Sophie wasted no time steering him to the pool to show him where the steps were, telling him it was the shallow end and that he should stay close to the sides.
“Yes mum,” he replied with another laugh.
“I wish she was my mum,” a voice snickered a little way down the pool.
“I’ll just stay with you down here for a bit,” she said, hastily climbing in after him, gasping as the cold enveloped her. She hated being the focus of anyone’s attention. She also began to regret wearing a bikini but she didn’t have time to search for the perfect suit, nor the budget. The water was refreshingly cold and helped to take her mind off the comments from the sleazeball.
“Don’t listen to him,” Brandan told her, twining his fingers with hers in the water. Once again she thought it uncanny that he could tell where she was, where here hand was.
“So, Mr McAllister,” she said in a serious voice, desperate to veer the conversation away from awkward and back to him. “Tell me about yourself.”
“There isn’t much to tell really.”
“Oh, I think you can do better than that.” She laughed when his lips set once again into that grim expression he favoured.
“I’ll do you a deal. I’ll tell you a little about me but only of you tell me more about you.” He put his other hand out presumably for her to shake but he hadn’t let go of the first one yet.
“Nothing too personal?” She eyed him warily.
“Deal.”
“Deal,” she said and shook his hand only to have both of hers captured in his. He stroked his thumbs over the backs of her hands, turning her palms up on the surface of the cool water presumably so he could feel the texture with his fingers. She shivered and extricated her limbs from his grasp. It grew harder and harder to stay calm, to think straight, when he touched her. When he was nice to her. When he wasn’t the demanding bachelor and was instead just a normal, hot, blind guy who needed her touch.
“First question?” he asked eagerly, interrupting where her thoughts were going again.
“Um, how old were you when you made your first million?”
“That’s easy.
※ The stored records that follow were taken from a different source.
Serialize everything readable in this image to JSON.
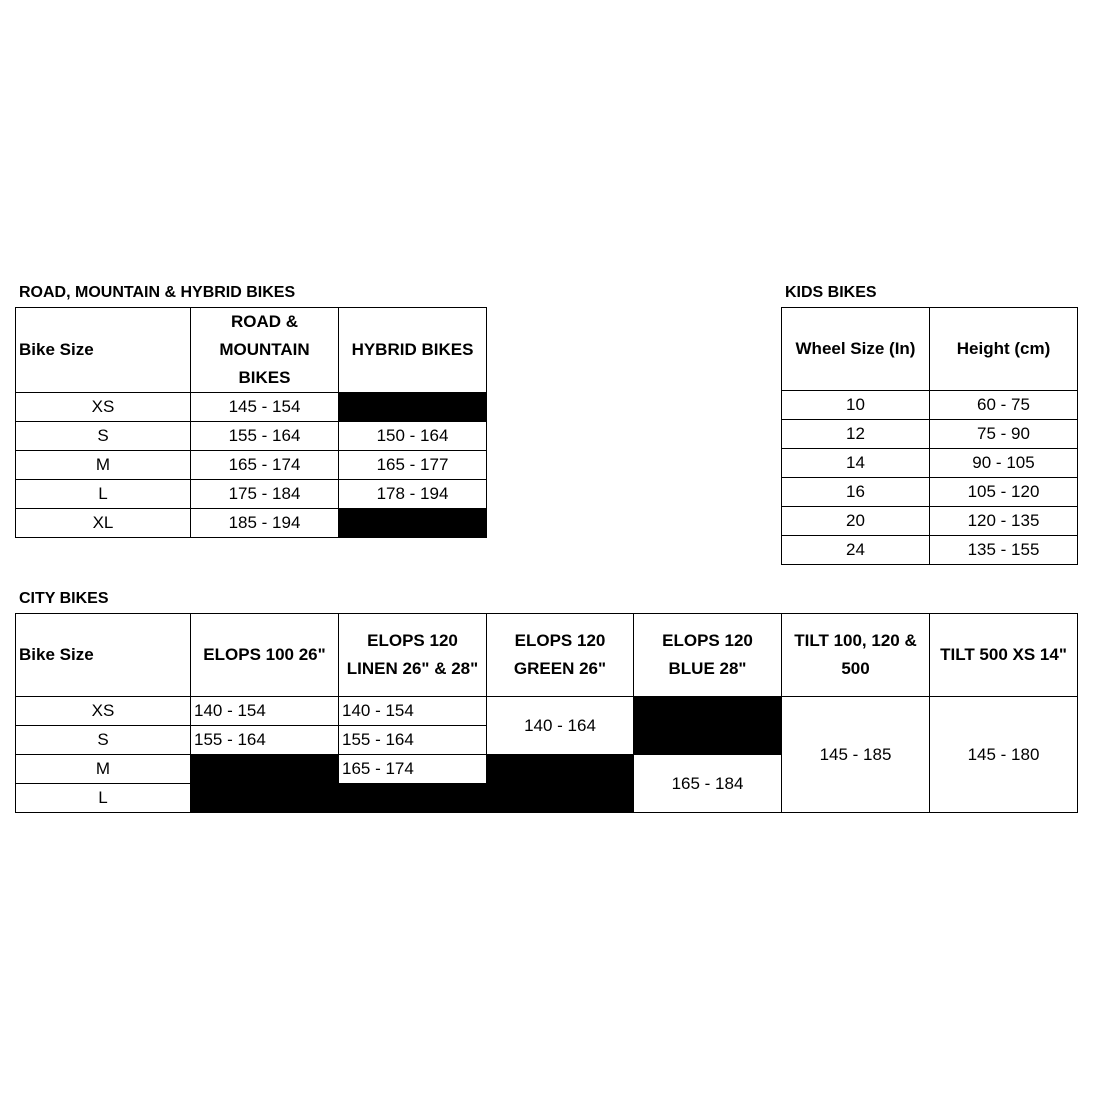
{
  "road": {
    "title": "ROAD, MOUNTAIN & HYBRID BIKES",
    "headers": [
      "Bike Size",
      "ROAD & MOUNTAIN BIKES",
      "HYBRID BIKES"
    ],
    "rows": [
      {
        "size": "XS",
        "road": "145 - 154",
        "hybrid": null
      },
      {
        "size": "S",
        "road": "155 - 164",
        "hybrid": "150 - 164"
      },
      {
        "size": "M",
        "road": "165 - 174",
        "hybrid": "165 - 177"
      },
      {
        "size": "L",
        "road": "175 - 184",
        "hybrid": "178 - 194"
      },
      {
        "size": "XL",
        "road": "185 - 194",
        "hybrid": null
      }
    ]
  },
  "kids": {
    "title": "KIDS BIKES",
    "headers": [
      "Wheel Size (In)",
      "Height (cm)"
    ],
    "rows": [
      [
        "10",
        "60 - 75"
      ],
      [
        "12",
        "75 - 90"
      ],
      [
        "14",
        "90 - 105"
      ],
      [
        "16",
        "105 - 120"
      ],
      [
        "20",
        "120 - 135"
      ],
      [
        "24",
        "135 - 155"
      ]
    ]
  },
  "city": {
    "title": "CITY BIKES",
    "headers": [
      "Bike Size",
      "ELOPS 100 26\"",
      "ELOPS 120 LINEN 26\" & 28\"",
      "ELOPS 120 GREEN 26\"",
      "ELOPS 120 BLUE 28\"",
      "TILT 100, 120 & 500",
      "TILT 500 XS 14\""
    ],
    "sizes": [
      "XS",
      "S",
      "M",
      "L"
    ],
    "elops100": [
      "140 - 154",
      "155 - 164"
    ],
    "linen": [
      "140 - 154",
      "155 - 164",
      "165 - 174"
    ],
    "green_xs_s": "140 - 164",
    "blue_m_l": "165 - 184",
    "tilt100": "145 - 185",
    "tilt500": "145 - 180"
  }
}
Don’t you read gossip magazines?”
“Is
that your question?” she asked, trying not to laugh.
“No. I came into some money when my godmother died. She left half for me and half for my sister. I invested some and bought a small construction company with what was left. And the rest, as they say, is history.”
“You must be very good with money.”
“I am.”
Sophie grinned at his frankness.
Brandan drew a breath, his chest lifting. “Are you wearing a one-piece or two?”
“What kind of question is that?”
“A damn good one,” he said, his hands drifting in the water, looking for her.
She sidestepped with a laugh. “Two.”
“Have you ever been married?” she asked. She recalled something about a bachelor of the year contest but found it impossible to believe he was unattached.
“Yes,” came his curt reply. Perhaps that had been too personal but then he said, “I don’t think I have ever met a woman who didn’t read magazines.”
“Again, is that a question?”
“No. What colour?”
“What?”
“What colour is your two-piece suit?”
“Why do you want to know?”
“Is that your question?” He used her tactic against her in their awkward dance for knowledge.
“Red.”
He growled. It was a low rumble that came up from his stomach and out through his lips. A shiver tiptoed along her shoulder blades as he came closer. This time she didn’t back away. “Why do you want to know?”
“I don’t know anything about you,” he admitted. “What you look like, how you dress. Does your face light up when you smile?”
“Why didn’t you just ask?” her voice betrayed her and waivered, her stomach flip-flopped again.
“I am.”
“Well, what if I told you I was hideously ugly, chubby and bald?”
“I would say you sound like a middle-aged man,” he laughed. “Anyway I don’t know any hideously ugly, chubby bald women who wear red bikinis.”